5 Physician Fears About Patient Portals and How to Overcome Them
The good news is that patient portal adoption is on the rise. Seventy-two percent of more than 500 practices nationwide use a portal, according to the 2017 Physicians Practice Technology Survey. This number is up from nearly 62% just one year earlier. The bad news is that some practices continue to struggle with the operational challenges that portals can create, says Jake Fochetta, manager at ECG Management Consultants, Inc. in Boston. Others see these challenges as barriers to implementation and end up either activating only a few meaningful portal features or avoiding portals altogether, he adds.
What exactly do physicians fear? Most common is a fear that patients simply won’t engage with the technology. (See my previous article: 4 Tips to Boost Patient Portal Use.) In addtion, these four common fears prevent practices from taking advantage of patient portal benefits:
1. Fear of Increased Workload
How can practices avoid this? Proactive planning, says Fochetta: “The biggest mistake that practices make as they’re trying to meet Meaningful Use or wanting to immediately engage their patients is that they turn features on without really considering a structured approach to maintenance and staffing.”
Work with your portal vendor to understand and configure an automated triage system that routes certain types of messages directly to designated staff members based on message type. For example, practices may be able to configure the portal so nurses receive prescription refill requests while front-office staff members receive scheduling requests. Physicians should only see messages that require their attention and clinical expertise.

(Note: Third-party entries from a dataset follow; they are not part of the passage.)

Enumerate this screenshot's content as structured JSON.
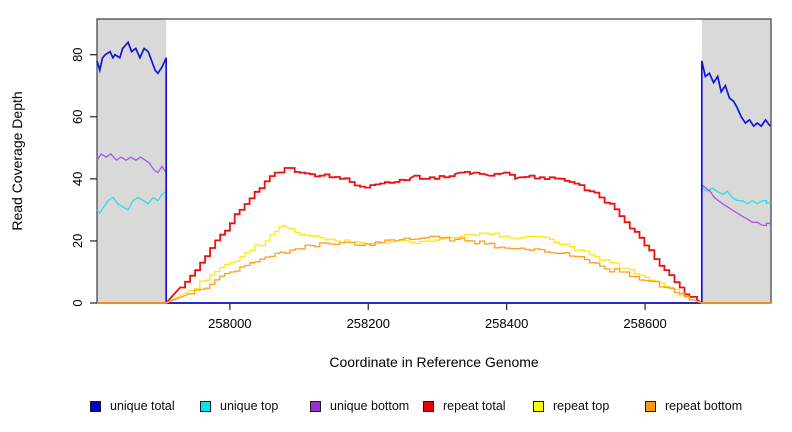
{
  "chart_data": {
    "type": "line",
    "title": "",
    "xlabel": "Coordinate in Reference Genome",
    "ylabel": "Read Coverage Depth",
    "xlim": [
      257808,
      258782
    ],
    "ylim": [
      0,
      91.5
    ],
    "x_ticks": [
      258000,
      258200,
      258400,
      258600
    ],
    "y_ticks": [
      0,
      20,
      40,
      60,
      80
    ],
    "grid": false,
    "legend_position": "bottom",
    "shade_color": "#d9d9d9",
    "box_color": "#3c3c3c",
    "shaded_flank_regions": [
      [
        257808,
        257908
      ],
      [
        258682,
        258782
      ]
    ],
    "repeat_region": [
      257908,
      258682
    ],
    "series": [
      {
        "name": "unique top",
        "color": "#2edede",
        "points": [
          [
            257808,
            30
          ],
          [
            257812,
            29
          ],
          [
            257818,
            31
          ],
          [
            257824,
            33
          ],
          [
            257831,
            34
          ],
          [
            257838,
            32
          ],
          [
            257845,
            31
          ],
          [
            257853,
            30
          ],
          [
            257860,
            33
          ],
          [
            257867,
            34
          ],
          [
            257875,
            33
          ],
          [
            257882,
            32
          ],
          [
            257889,
            34
          ],
          [
            257896,
            33
          ],
          [
            257902,
            35
          ],
          [
            257908,
            36
          ],
          [
            257908,
            0
          ],
          [
            258682,
            0
          ],
          [
            258682,
            37
          ],
          [
            258690,
            36
          ],
          [
            258697,
            37
          ],
          [
            258704,
            36
          ],
          [
            258712,
            35
          ],
          [
            258719,
            36
          ],
          [
            258726,
            34
          ],
          [
            258733,
            33
          ],
          [
            258741,
            33
          ],
          [
            258748,
            32
          ],
          [
            258755,
            33
          ],
          [
            258762,
            32
          ],
          [
            258770,
            33
          ],
          [
            258781,
            32
          ]
        ]
      },
      {
        "name": "unique bottom",
        "color": "#a458de",
        "points": [
          [
            257808,
            46
          ],
          [
            257814,
            48
          ],
          [
            257821,
            47
          ],
          [
            257828,
            48
          ],
          [
            257836,
            46
          ],
          [
            257843,
            47
          ],
          [
            257850,
            46
          ],
          [
            257857,
            47
          ],
          [
            257864,
            46
          ],
          [
            257871,
            47
          ],
          [
            257878,
            46
          ],
          [
            257884,
            45
          ],
          [
            257890,
            43
          ],
          [
            257896,
            42
          ],
          [
            257902,
            44
          ],
          [
            257908,
            42
          ],
          [
            257908,
            0
          ],
          [
            258682,
            0
          ],
          [
            258682,
            38
          ],
          [
            258688,
            37
          ],
          [
            258694,
            36
          ],
          [
            258700,
            34
          ],
          [
            258706,
            33
          ],
          [
            258712,
            32
          ],
          [
            258719,
            31
          ],
          [
            258726,
            30
          ],
          [
            258733,
            29
          ],
          [
            258740,
            28
          ],
          [
            258748,
            27
          ],
          [
            258755,
            26
          ],
          [
            258762,
            26
          ],
          [
            258770,
            25
          ],
          [
            258781,
            25
          ]
        ]
      },
      {
        "name": "unique total",
        "color": "#1414d2",
        "points": [
          [
            257808,
            78
          ],
          [
            257812,
            75
          ],
          [
            257816,
            79
          ],
          [
            257820,
            80
          ],
          [
            257827,
            81
          ],
          [
            257831,
            79
          ],
          [
            257834,
            80
          ],
          [
            257841,
            79
          ],
          [
            257845,
            82
          ],
          [
            257853,
            84
          ],
          [
            257858,
            81
          ],
          [
            257864,
            82
          ],
          [
            257870,
            79
          ],
          [
            257876,
            82
          ],
          [
            257882,
            81
          ],
          [
            257887,
            78
          ],
          [
            257892,
            75
          ],
          [
            257896,
            74
          ],
          [
            257902,
            76
          ],
          [
            257908,
            79
          ],
          [
            257908,
            0
          ],
          [
            258682,
            0
          ],
          [
            258682,
            78
          ],
          [
            258687,
            73
          ],
          [
            258693,
            74
          ],
          [
            258699,
            71
          ],
          [
            258705,
            73
          ],
          [
            258710,
            68
          ],
          [
            258716,
            70
          ],
          [
            258722,
            66
          ],
          [
            258728,
            65
          ],
          [
            258733,
            63
          ],
          [
            258739,
            60
          ],
          [
            258745,
            58
          ],
          [
            258751,
            59
          ],
          [
            258757,
            57
          ],
          [
            258762,
            58
          ],
          [
            258768,
            57
          ],
          [
            258774,
            59
          ],
          [
            258781,
            57
          ]
        ]
      },
      {
        "name": "repeat total",
        "color": "#ec1010",
        "points": [
          [
            257808,
            0
          ],
          [
            257908,
            0
          ],
          [
            257928,
            5
          ],
          [
            257957,
            13
          ],
          [
            257986,
            22
          ],
          [
            258014,
            30
          ],
          [
            258043,
            37
          ],
          [
            258065,
            42
          ],
          [
            258079,
            43.5
          ],
          [
            258101,
            42
          ],
          [
            258116,
            41.5
          ],
          [
            258130,
            41
          ],
          [
            258144,
            40.5
          ],
          [
            258159,
            40
          ],
          [
            258173,
            39
          ],
          [
            258188,
            37.5
          ],
          [
            258203,
            38
          ],
          [
            258217,
            38.5
          ],
          [
            258238,
            39
          ],
          [
            258260,
            40
          ],
          [
            258267,
            41
          ],
          [
            258282,
            40
          ],
          [
            258296,
            40
          ],
          [
            258310,
            40.5
          ],
          [
            258325,
            41.5
          ],
          [
            258332,
            42
          ],
          [
            258347,
            41.5
          ],
          [
            258354,
            42
          ],
          [
            258368,
            41.5
          ],
          [
            258375,
            41
          ],
          [
            258390,
            41.5
          ],
          [
            258397,
            42
          ],
          [
            258412,
            40
          ],
          [
            258419,
            40.5
          ],
          [
            258433,
            41
          ],
          [
            258448,
            40.5
          ],
          [
            258462,
            40.5
          ],
          [
            258477,
            40
          ],
          [
            258491,
            39
          ],
          [
            258505,
            38
          ],
          [
            258520,
            36
          ],
          [
            258534,
            34
          ],
          [
            258549,
            32
          ],
          [
            258563,
            28
          ],
          [
            258578,
            24
          ],
          [
            258592,
            21
          ],
          [
            258606,
            17
          ],
          [
            258621,
            12
          ],
          [
            258635,
            9
          ],
          [
            258650,
            5
          ],
          [
            258664,
            2
          ],
          [
            258675,
            1
          ],
          [
            258682,
            0
          ],
          [
            258782,
            0
          ]
        ]
      },
      {
        "name": "repeat top",
        "color": "#ffe614",
        "points": [
          [
            257808,
            0
          ],
          [
            257908,
            0
          ],
          [
            257942,
            4
          ],
          [
            257971,
            9
          ],
          [
            258000,
            13
          ],
          [
            258029,
            17
          ],
          [
            258051,
            20
          ],
          [
            258065,
            23
          ],
          [
            258077,
            25
          ],
          [
            258087,
            24
          ],
          [
            258101,
            22
          ],
          [
            258116,
            21.5
          ],
          [
            258130,
            21
          ],
          [
            258152,
            20
          ],
          [
            258173,
            19.5
          ],
          [
            258195,
            19
          ],
          [
            258217,
            19.5
          ],
          [
            258238,
            20
          ],
          [
            258260,
            19.5
          ],
          [
            258282,
            20
          ],
          [
            258303,
            20.5
          ],
          [
            258325,
            21
          ],
          [
            258347,
            22
          ],
          [
            258361,
            22.5
          ],
          [
            258375,
            22
          ],
          [
            258397,
            21.5
          ],
          [
            258419,
            21
          ],
          [
            258440,
            21.5
          ],
          [
            258462,
            20.5
          ],
          [
            258484,
            19
          ],
          [
            258505,
            17
          ],
          [
            258527,
            15
          ],
          [
            258549,
            13
          ],
          [
            258570,
            11
          ],
          [
            258592,
            9
          ],
          [
            258614,
            7
          ],
          [
            258635,
            5
          ],
          [
            258657,
            2
          ],
          [
            258682,
            0
          ],
          [
            258782,
            0
          ]
        ]
      },
      {
        "name": "repeat bottom",
        "color": "#ff9e1e",
        "points": [
          [
            257808,
            0
          ],
          [
            257908,
            0
          ],
          [
            257942,
            3
          ],
          [
            257971,
            6
          ],
          [
            258000,
            10
          ],
          [
            258029,
            13
          ],
          [
            258058,
            15
          ],
          [
            258087,
            17
          ],
          [
            258116,
            18.5
          ],
          [
            258144,
            19
          ],
          [
            258173,
            19.5
          ],
          [
            258195,
            19
          ],
          [
            258217,
            19.5
          ],
          [
            258238,
            20
          ],
          [
            258260,
            20.5
          ],
          [
            258282,
            21
          ],
          [
            258303,
            21
          ],
          [
            258325,
            20.5
          ],
          [
            258347,
            20
          ],
          [
            258368,
            19
          ],
          [
            258390,
            18
          ],
          [
            258412,
            17.5
          ],
          [
            258433,
            17
          ],
          [
            258455,
            16.5
          ],
          [
            258477,
            16
          ],
          [
            258498,
            15
          ],
          [
            258520,
            13
          ],
          [
            258542,
            11
          ],
          [
            258563,
            10
          ],
          [
            258585,
            8.5
          ],
          [
            258606,
            7
          ],
          [
            258628,
            5
          ],
          [
            258650,
            3
          ],
          [
            258671,
            1
          ],
          [
            258682,
            0
          ],
          [
            258782,
            0
          ]
        ]
      }
    ]
  },
  "legend": {
    "items": [
      {
        "label": "unique total",
        "color": "#0000cc"
      },
      {
        "label": "unique top",
        "color": "#00e5e5"
      },
      {
        "label": "unique bottom",
        "color": "#9b30d0"
      },
      {
        "label": "repeat total",
        "color": "#ee0000"
      },
      {
        "label": "repeat top",
        "color": "#ffff00"
      },
      {
        "label": "repeat bottom",
        "color": "#ff9912"
      }
    ]
  }
}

Then develop policies and procedures that codify the workflow for each message type. This helps practices maintain efficiency even when the volume of messages increases and/or new staff members are hired, adds Fochetta.
2. Fear of Loss of Control Over Sensitive Information
The best way to combat this fear is to configure the portal so certain result types (e.g., sensitive radiology reports) are not available on the patient portal before a physician is able to review the information and call the patient directly. Once the physician reviews the information with the patient, he or she can manually push that result to the portal.
3. Fear of Increased Liability
Setting usage expectations with patients is critical. “Providers and organizations are doing a much better job explaining the patient portal when the patient is signing up,” says Fochetta. “They’re setting up expectations for what the portal is and isn’t for.”
This includes parameters for response time through the portal. Fochetta provides this example of language that can mitigate risk: ‘Portal messaging is NOT intended for urgent communication. If this is a medical emergency, please contact the appropriate emergency care services. We will respond to your message within 24-48 hours. If you don’t receive a reply within 48 hours, please contact the office by phone.’ This type of statement not only sets a clear expectation about appropriate portal use, but it also helps avoid scenarios in which patients send a message through the portal and then call the office when they don’t receive a reply within an hour.
4. Fear of Patient Demand for Technical Support
Providing front-end patient education is the most effective way to address this fear. “Anything you can get across in that first interaction with the patient when they’re actually there in front of you will reduce the number of live calls that your organization will receive,” says Fochetta. This includes walking patients through the process of registering and logging onto the portal for the first time.
He also suggests creating a frequently-asked questions guide that can help patients address common problems (e.g., how to reset a password, access and download clinical summaries, send a secure message, etc.). Distribute this resource when patients sign up for the portal. “Your goal is to have the patient self-resolve common issues where possible,” he says.
5. Fear of Difficulty Proving Return on Investment (ROI)
When rolled out thoughtfully and with operational design in mind, portals do tend to be worth it both clinically and financially. From a financial perspective, portals help practices reduce administrative costs related to processing payments, scanning forms, printing after-visit summaries, calling patients for appointment reminders, and more. Time (and paper) saved translates into dollars for the practice.
Download the Infographic: The ROI of Patient Engagement
From a clinical perspective, the idea is that patients who are more engaged through a portal may have better outcomes. For example, one study found that patients with diabetes increased their medication adherence when using online portal to refill medications. Improved diabetes outcomes could translate directly to increased physician reimbursement under the Medicare Incentive Payment System (MIPS). That’s because under MIPS, physicians earn bonus points for helping patients maintain a healthy hemoglobin A1C level.
There’s also an intangible ROI, such as the patient satisfaction and retention that usually occurs with portals, says Fochetta. “Patient portals aren’t really a luxury anymore,” he says. “They’re a cost of doing business, and they’re an important way to brand your organization as one that’s forward thinking, patient centric, and that providing a service and convenience to patients.”
Fochetta says an optimal time to measure ROI might be after a year has elapsed since go-live or at least 20% of the practice’s patient population has been activated. He also suggests measuring ROI at different points as additional features and functionality are rolled out.
As physicians set their sights ahead to MACRA and value-based payment reform, portals are one of many engagement tools that can help practices lower costs while improving outcomes.